Margem de lucro e o custo real do segundo funcionário
A inclusão de um segundo trabalhador na folha de pagamento exige que o empreendedor entenda a diferença entre faturamento e margem de lucro. Adicionar um funcionário à operação gera custos diretos que vão muito além do salário nominal: há o recolhimento de FGTS, provisões de férias, décimo terceiro, além de despesas com transporte e eventuais benefícios acordados por convenções coletivas.
Se o faturamento da empresa sobe para R$ 10.000 mensais sob o novo teto, mas o custo fixo com dois colaboradores consome a maior parte dessa receita, a operação se torna financeiramente instável.
O ganho de capacidade produtiva proporcionado pelo novo funcionário precisa ser calculado com base na produtividade marginal. O novo braço operacional deve gerar receita nova suficiente para cobrir o seu próprio custo e expandir o lucro líquido do negócio. Caso contrário, o aumento do teto pode virar um risco para a saúde financeria.
O teto de R$ 130 mil como zona de transição para o mercado
A equipe econômica, capitaneada pelo Ministério da Fazenda demonstrou resistência histórica ao PLp 108/2021 devido ao risco de erosão da base arrecadatória. A chancela pública dada por Dario Durigan sinaliza que o governo compreendeu o novo teto não como uma blindagem permanente contra impostos, mas como uma rampa de aceleração de negócios.
O limite estendido elimina o chamado “efeito penhasco”, momento em que o empresário que fatura R$ 82 mil é excluído do MEI e arca com alíquotas retroativas sobre todo o faturamento do ano.
Com R$ 130 mil de limite, o empreendedor ganha tempo e musculatura financeira para estruturar seus processos internos, migrando para o status de Microempresa com uma governança corporativa já estabelecida.
Perguntas frequentes sobre o novo MEI e o sistema fiscal
Como a Reforma Tributária afeta o cálculo do DAS do MEI?
O formato básico de arrecadação do MEI permanece protegido pela Constituição. Contudo, as guias de pagamento unificado serão recalculadas para substituir os atuais ICMS e ISS pelas parcelas correspondentes ao IBS e à CBS, sem que isso implique, inicialmente, em aumento real da carga fixa para quem vende para o consumidor final.
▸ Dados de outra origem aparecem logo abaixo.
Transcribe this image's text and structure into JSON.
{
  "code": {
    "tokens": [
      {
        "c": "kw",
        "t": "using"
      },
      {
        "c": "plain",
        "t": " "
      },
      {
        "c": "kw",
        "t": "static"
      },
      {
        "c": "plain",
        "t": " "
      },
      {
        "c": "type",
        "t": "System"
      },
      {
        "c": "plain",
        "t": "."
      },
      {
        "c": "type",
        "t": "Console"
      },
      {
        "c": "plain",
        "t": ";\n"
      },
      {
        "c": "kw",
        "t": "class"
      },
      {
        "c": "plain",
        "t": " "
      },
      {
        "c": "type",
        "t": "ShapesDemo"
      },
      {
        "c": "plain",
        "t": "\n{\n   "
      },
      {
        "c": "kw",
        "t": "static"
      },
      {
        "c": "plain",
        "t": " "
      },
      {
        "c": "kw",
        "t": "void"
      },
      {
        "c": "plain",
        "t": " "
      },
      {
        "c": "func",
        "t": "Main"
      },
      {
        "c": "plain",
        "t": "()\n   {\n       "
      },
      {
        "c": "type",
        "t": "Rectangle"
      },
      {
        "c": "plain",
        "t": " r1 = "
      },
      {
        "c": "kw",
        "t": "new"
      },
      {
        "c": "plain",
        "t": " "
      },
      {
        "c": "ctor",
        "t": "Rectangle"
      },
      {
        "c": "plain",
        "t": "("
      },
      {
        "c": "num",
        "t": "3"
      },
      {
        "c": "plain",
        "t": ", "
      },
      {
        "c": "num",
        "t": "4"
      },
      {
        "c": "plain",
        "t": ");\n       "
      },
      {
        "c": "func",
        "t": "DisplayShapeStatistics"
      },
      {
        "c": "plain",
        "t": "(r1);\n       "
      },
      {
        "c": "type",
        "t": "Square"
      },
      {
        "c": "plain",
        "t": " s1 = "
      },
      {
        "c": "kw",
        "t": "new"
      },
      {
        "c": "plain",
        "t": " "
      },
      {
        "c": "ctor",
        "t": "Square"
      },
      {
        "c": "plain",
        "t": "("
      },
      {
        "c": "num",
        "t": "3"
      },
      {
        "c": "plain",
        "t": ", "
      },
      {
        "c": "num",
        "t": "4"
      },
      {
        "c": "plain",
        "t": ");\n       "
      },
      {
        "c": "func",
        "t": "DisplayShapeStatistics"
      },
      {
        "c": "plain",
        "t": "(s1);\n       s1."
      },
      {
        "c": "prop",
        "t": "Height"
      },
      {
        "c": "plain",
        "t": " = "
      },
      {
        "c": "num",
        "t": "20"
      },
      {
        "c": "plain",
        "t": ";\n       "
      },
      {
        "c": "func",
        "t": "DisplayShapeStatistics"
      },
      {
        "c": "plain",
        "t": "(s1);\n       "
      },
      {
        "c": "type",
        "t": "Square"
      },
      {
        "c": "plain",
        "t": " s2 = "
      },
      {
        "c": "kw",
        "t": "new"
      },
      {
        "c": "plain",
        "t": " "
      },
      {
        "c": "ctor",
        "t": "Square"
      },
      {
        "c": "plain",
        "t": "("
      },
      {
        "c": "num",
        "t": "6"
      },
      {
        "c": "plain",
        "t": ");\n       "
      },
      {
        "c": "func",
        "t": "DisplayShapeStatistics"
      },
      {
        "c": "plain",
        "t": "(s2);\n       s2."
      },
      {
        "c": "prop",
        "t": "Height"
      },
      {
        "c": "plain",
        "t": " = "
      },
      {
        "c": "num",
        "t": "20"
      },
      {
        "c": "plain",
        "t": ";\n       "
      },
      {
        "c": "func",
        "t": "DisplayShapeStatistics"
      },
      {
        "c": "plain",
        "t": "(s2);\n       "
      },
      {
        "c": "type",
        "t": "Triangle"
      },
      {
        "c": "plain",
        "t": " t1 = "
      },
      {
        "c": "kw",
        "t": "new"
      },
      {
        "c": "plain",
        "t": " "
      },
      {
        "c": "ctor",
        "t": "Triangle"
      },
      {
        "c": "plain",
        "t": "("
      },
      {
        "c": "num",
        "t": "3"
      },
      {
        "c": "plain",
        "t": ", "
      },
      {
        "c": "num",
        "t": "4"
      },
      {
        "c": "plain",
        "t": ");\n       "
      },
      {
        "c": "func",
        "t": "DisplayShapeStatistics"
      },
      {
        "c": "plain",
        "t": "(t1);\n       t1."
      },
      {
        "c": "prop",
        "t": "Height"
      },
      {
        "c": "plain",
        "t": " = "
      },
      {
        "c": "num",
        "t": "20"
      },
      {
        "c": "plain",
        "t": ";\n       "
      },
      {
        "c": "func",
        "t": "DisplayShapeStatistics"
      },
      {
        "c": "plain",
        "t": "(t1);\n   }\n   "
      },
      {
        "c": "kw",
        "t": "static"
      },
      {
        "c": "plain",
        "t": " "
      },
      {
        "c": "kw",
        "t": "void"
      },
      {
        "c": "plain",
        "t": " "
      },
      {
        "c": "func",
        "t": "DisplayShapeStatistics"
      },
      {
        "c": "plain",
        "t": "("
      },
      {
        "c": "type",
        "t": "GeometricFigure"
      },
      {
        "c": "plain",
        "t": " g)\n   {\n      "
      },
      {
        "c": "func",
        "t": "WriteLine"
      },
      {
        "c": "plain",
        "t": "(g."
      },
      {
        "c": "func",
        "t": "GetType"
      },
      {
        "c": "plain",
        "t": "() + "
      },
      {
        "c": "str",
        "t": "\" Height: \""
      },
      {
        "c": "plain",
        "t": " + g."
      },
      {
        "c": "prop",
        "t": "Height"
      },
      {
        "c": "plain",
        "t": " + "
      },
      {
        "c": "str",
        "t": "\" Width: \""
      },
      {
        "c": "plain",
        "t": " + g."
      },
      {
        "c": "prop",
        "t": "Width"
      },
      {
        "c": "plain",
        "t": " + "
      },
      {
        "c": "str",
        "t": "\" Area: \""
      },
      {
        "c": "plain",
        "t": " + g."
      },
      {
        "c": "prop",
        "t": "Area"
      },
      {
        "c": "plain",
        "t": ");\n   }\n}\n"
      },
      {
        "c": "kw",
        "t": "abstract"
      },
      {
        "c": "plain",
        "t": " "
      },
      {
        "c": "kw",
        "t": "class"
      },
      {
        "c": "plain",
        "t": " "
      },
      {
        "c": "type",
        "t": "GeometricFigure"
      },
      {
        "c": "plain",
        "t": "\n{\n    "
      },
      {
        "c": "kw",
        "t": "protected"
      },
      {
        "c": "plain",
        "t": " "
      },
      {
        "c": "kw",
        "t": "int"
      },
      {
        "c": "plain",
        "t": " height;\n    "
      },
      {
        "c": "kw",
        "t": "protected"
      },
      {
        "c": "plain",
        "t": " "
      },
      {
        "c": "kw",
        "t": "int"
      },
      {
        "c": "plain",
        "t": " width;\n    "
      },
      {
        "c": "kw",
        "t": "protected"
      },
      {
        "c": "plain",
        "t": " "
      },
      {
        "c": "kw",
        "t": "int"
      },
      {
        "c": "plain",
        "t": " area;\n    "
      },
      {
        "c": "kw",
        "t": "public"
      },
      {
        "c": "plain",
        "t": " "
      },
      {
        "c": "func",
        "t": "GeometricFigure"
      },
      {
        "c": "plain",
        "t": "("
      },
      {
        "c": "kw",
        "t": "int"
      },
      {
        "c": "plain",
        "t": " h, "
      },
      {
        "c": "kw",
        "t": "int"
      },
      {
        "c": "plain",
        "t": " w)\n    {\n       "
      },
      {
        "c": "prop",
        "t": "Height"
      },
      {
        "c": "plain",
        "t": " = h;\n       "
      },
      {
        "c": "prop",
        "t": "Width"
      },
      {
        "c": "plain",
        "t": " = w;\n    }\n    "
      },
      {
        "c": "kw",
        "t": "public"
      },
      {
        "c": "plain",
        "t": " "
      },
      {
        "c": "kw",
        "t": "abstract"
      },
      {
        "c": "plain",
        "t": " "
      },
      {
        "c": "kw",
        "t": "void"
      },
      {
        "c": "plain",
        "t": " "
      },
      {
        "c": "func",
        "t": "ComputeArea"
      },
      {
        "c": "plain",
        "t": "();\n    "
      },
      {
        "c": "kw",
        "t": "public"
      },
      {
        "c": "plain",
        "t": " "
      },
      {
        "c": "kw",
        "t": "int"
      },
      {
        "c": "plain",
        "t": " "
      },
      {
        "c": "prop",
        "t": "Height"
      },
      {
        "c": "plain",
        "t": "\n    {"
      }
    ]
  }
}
O MEI será obrigado a emitir nota fiscal eletrônica em novos padrões?
A simplificação permanece como diretriz, mas a infraestrutura digital do país está se unificando em torno das plataformas de fiscalização do novo IVA. O microempreendedor precisará utilizar sistemas integrados capazes de emitir documentos fiscais perfeitamente sintonizados com as exigências de rastreabilidade das secretarias de fazenda.
Vale a pena manter o MEI se o foco for o mercado B2B em 2026?
Depende do posicionamento estratégico do negócio. Se os seus clientes corporativos exigirem repasse integral de créditos de IBS e CBS para fechar contratos, pode ser financeiramente mais vantajoso optar pelo recolhimento desses dois impostos pelo regime geral ou planejar a migração definitiva para Microempresa (ME).
Governança estratégica para o crescimento
A elevação do teto de faturamento do MEI e a abertura para novos postos de trabalho representam ferramentas poderosas de expansão. No entanto, o ingresso em um mercado reconfigurado pela Reforma Tributária pune severamente o amadorismo e o controle financeiro informal feito em blocos de papel.
Expandir a operação com segurança exige visibilidade em tempo real sobre a formação de preços, o impacto dos custos trabalhistas e a conformidade fiscal diante das novas regras de crédito do IVA. O crescimento sustentável depende diretamente da capacidade do líder em transformar dados brutos em decisões financeiras ágeis.